Most canine behavior problems are a result of fear or anxiety, meaning that the behaviors you actually observe your dog doing are elicited by fear or anxiety. You cannot resolve these problems by using punishment and you cannot ‘train them out’.

Let’s look at an example:

If your dog is exhibiting distance increasing signals when it sees another dog, such as lunging, barking, or growling, and the behavior is fear based, then punishing your dog, physically or verbally, is only going to make the situation worse. We humans tend to escalate punishment if the punishment does not work the first time. When the punishment becomes very severe it may reduce the barking, lunging or snapping but by definition punishment only suppresses behavior, it does not eliminate behavior. If you suppress fear or anxious behaviors through the use of severe punishment then you are left with a ‘ticking time bomb.’ At some point that fear or anxious behavior is going to appear and probably with little warning and with no predictability.

Here is a human example:

Take something you are afraid of - say a spider or a snake. When you see one you may scream, freeze, run or cry. If I hit you, shock you or scream at you each time you react in fear to the presence of the ‘thing,’ is my punishment going to stop you from feeling anxious or scared? No, of course it will not. It may reduce or alter your fear reaction as you now also anticipate getting physically or verbally punished by me. It will certainly damage our relationship, you will find my presence distasteful and you will no longer trust me. I am no longer safe to you and have moved into the area of being dangerous and unpredictable.
When we are working with dogs we want all of our communication to be instructional. Punishment is not instructional. It does not tell a dog what it should do nor does it help build behavior repertoires. In addition, it does, as scientific research has proven over and over, create many fallout behaviors such as aggression, learned helplessness and unhealthy attachment behaviors.
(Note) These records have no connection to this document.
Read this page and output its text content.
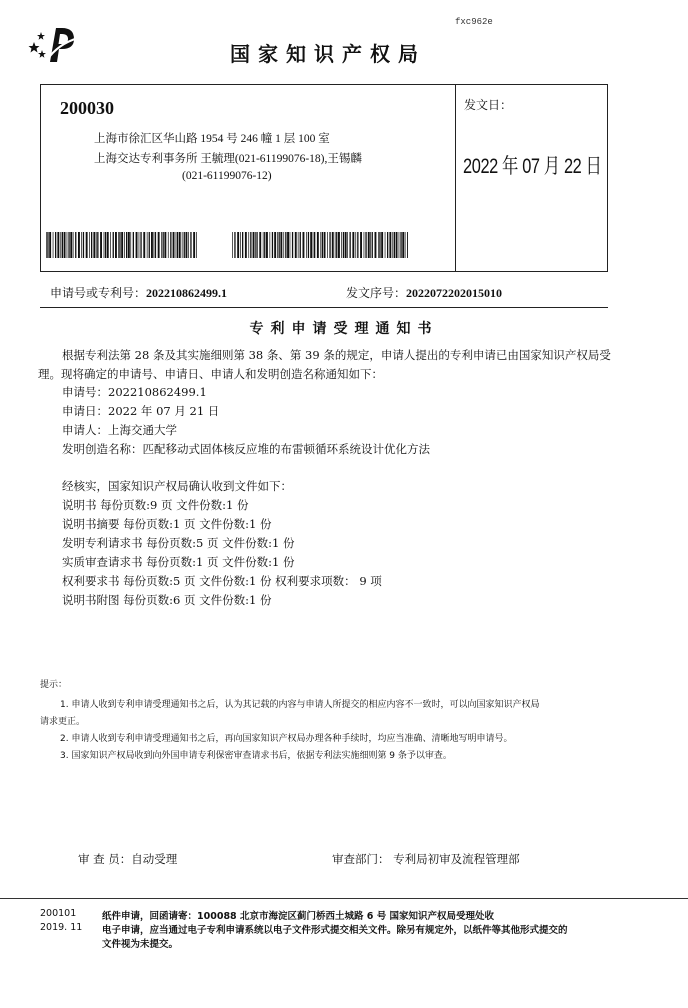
fxc962e
国家知识产权局
200030
上海市徐汇区华山路 1954 号 246 幢 1 层 100 室
上海交达专利事务所 王毓理(021-61199076-18),王锡麟
(021-61199076-12)
发文日：
2022 年 07 月 22 日
申请号或专利号：202210862499.1	发文序号：2022072202015010
专利申请受理通知书
根据专利法第 28 条及其实施细则第 38 条、第 39 条的规定，申请人提出的专利申请已由国家知识产权局受理。现将确定的申请号、申请日、申请人和发明创造名称通知如下：
申请号：202210862499.1
申请日：2022 年 07 月 21 日
申请人：上海交通大学
发明创造名称：匹配移动式固体核反应堆的布雷顿循环系统设计优化方法
经核实，国家知识产权局确认收到文件如下：
说明书 每份页数:9 页 文件份数:1 份
说明书摘要 每份页数:1 页 文件份数:1 份
发明专利请求书 每份页数:5 页 文件份数:1 份
实质审查请求书 每份页数:1 页 文件份数:1 份
权利要求书 每份页数:5 页 文件份数:1 份 权利要求项数： 9 项
说明书附图 每份页数:6 页 文件份数:1 份
提示：
1. 申请人收到专利申请受理通知书之后，认为其记载的内容与申请人所提交的相应内容不一致时，可以向国家知识产权局
请求更正。
2. 申请人收到专利申请受理通知书之后，再向国家知识产权局办理各种手续时，均应当准确、清晰地写明申请号。
3. 国家知识产权局收到向外国申请专利保密审查请求书后，依据专利法实施细则第 9 条予以审查。
审 查 员：自动受理	审查部门： 专利局初审及流程管理部
200101
2019. 11
纸件申请，回函请寄：100088 北京市海淀区蓟门桥西土城路 6 号 国家知识产权局受理处收
电子申请，应当通过电子专利申请系统以电子文件形式提交相关文件。除另有规定外，以纸件等其他形式提交的
文件视为未提交。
You may at this point be saying, “I don’t punish my dog.” But a punisher or punishment event is not defined by us, the dog trainer, or the dog’s owner. A punisher is determined by the dog being punished. Is what you do something the dog will seek to escape or avoid? If so then what you are doing is punishing your dog. Think about this the next time you shout at or raise your hand or some other object at your dog.

If your dog has fear or anxiety based problematic behaviors then be sure to consult a Dog Behavior Counselor. Qualified Dog Behavior Counselors are trained to deal with these types of behaviors. You cannot train these behaviors to go away. The actual behavior you are seeing is motivated by fear or anxiety and that requires a different approach to just training a dog to ‘sit,’ ‘down’ or ‘stay.’